Meslek eğitiminde 30 senedir bekleyen bazı sorunları çözme fırsatı bulduklarını söyleyen Bakan Selçuk, bu yıl yüzde 1'lik dilimden çok sayıda öğrencinin meslek liselerine gittiğini ve bu liselerin de yüzde 98 oranında dolduğunu vurguladı. Selçuk, Türkiye'de üniversite öncesi iş hayatı ile ilgili olarak yeniden yapılandırılması gereken alanlar olduğunu ifade ederek, şöyle devam etti:
"Ekonomi ile meslek liseleri arasında örtüşme olmasından bahsediyorum. Bunu yapabilir miyiz, tabii ki yaparız. Bunun altyapısını oluşturdukça, toplumdaki algının da değişeceğini göreceksiniz. Altı ayda yol aldığımızı gördük istatistik olarak. Bunun 1-2 yıl sonrası çok daha parlak olacak ama sizin buna destek vermeniz gerekiyor. Meslek eğitim merkezleri konusunda ben iş dünyasının gündeminde bile olmadığını görüyorum."

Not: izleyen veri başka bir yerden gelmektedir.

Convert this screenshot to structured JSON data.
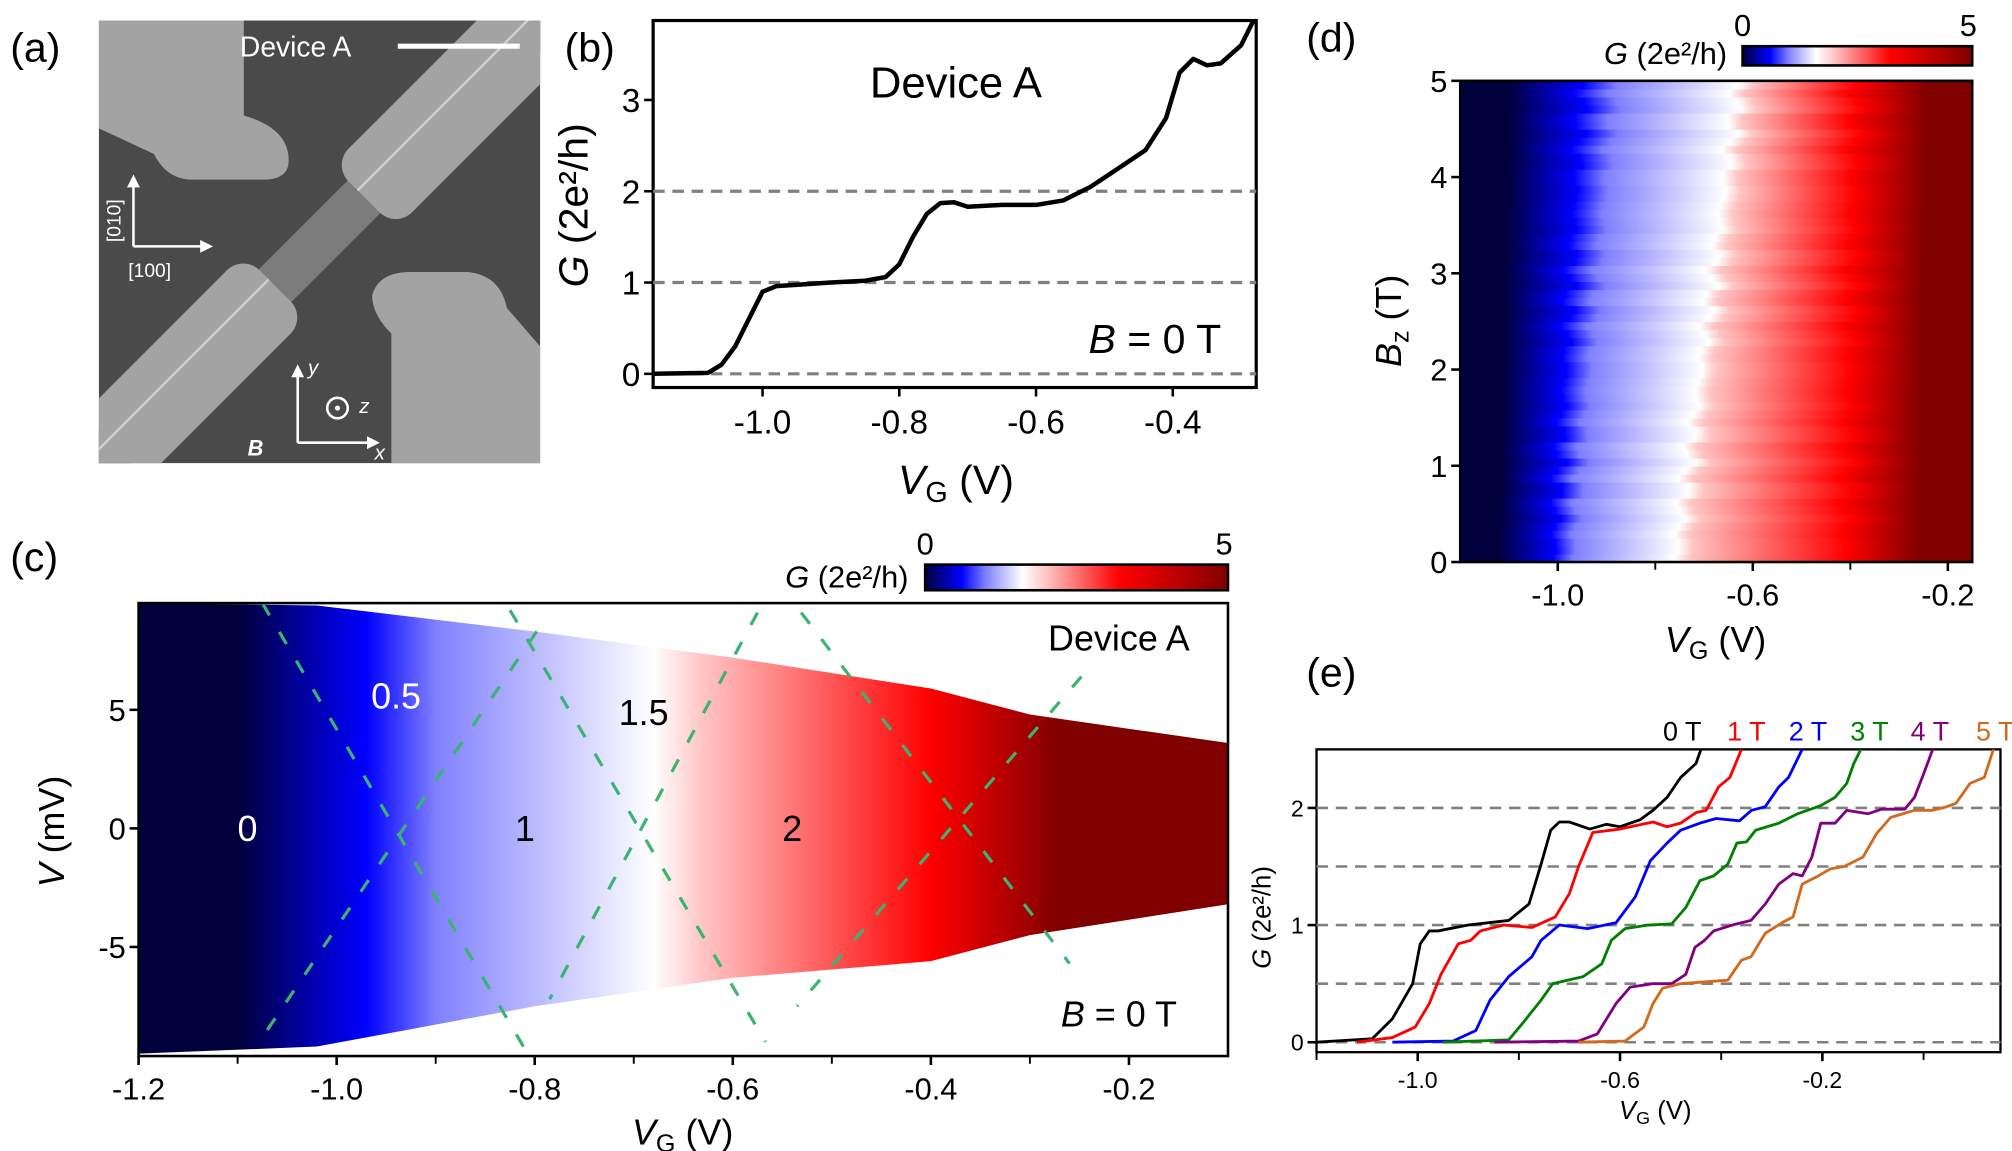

EĞİTİMDE ULUSLARARASI STANDART
Dünyanın değiştiğini, son 3 yılda evliliklerin yüzde 50'sinin sosyal medya üzerinden tanışma yoluyla gerçekleştiğini anımsatan Bakan Selçuk, "Bu çocuklar, farklı çocuklar. Biz geleneksel enstrümanlarla ekonomiyi gerçekten canlandıramayız. Bizim uluslararası standartları ele alan evrensel bakış açısına sahip bir eğitim sistematiği içinde olmamız lazım" dedi. Bugün ilkokul öğrencisi olan çocukların 2040 yılında iş hayatına atılacağını söyleyen Selçuk, şöyle devam etti:
"Üretimin robotlaştığı, otomasyonun sıradanlaştığı, insan beynine yazılım yüklenen döneme gidiyoruz. İlk defa dünya tarihinde biyolojik bedene yazılım yüklendiği bir çağ geliyor. Bu dönemin ihtiyaçları çok farklı. Sanayi, bilgi çağından sonra yeni bir kırılma yaşanıyor. Buraya hazırlanmanın başka bir yolu var. Bizim bakış açımız doğmamış çocukların hukukunu korumak. 2040'a hazırlanmazsak bugünkü eğitimin kaliteli göstermenin anlamı yok. Gerçekten insani bir eğitim mi... Refah toplumlarında eğitim kalitesi yükseliyor, ama açlık ve obezite de aynı anda artıyor. İnsanlığın büyük çelişkisi, bilimin gücü artıkça teknolojinin öldürme gücü artıyor. Bu bilimin etik bir noksanlığı olduğunu gösteriyor. Sermayenin bilimle ilişkisinin gözden geçirilmesi gerektiğini gösteriyor."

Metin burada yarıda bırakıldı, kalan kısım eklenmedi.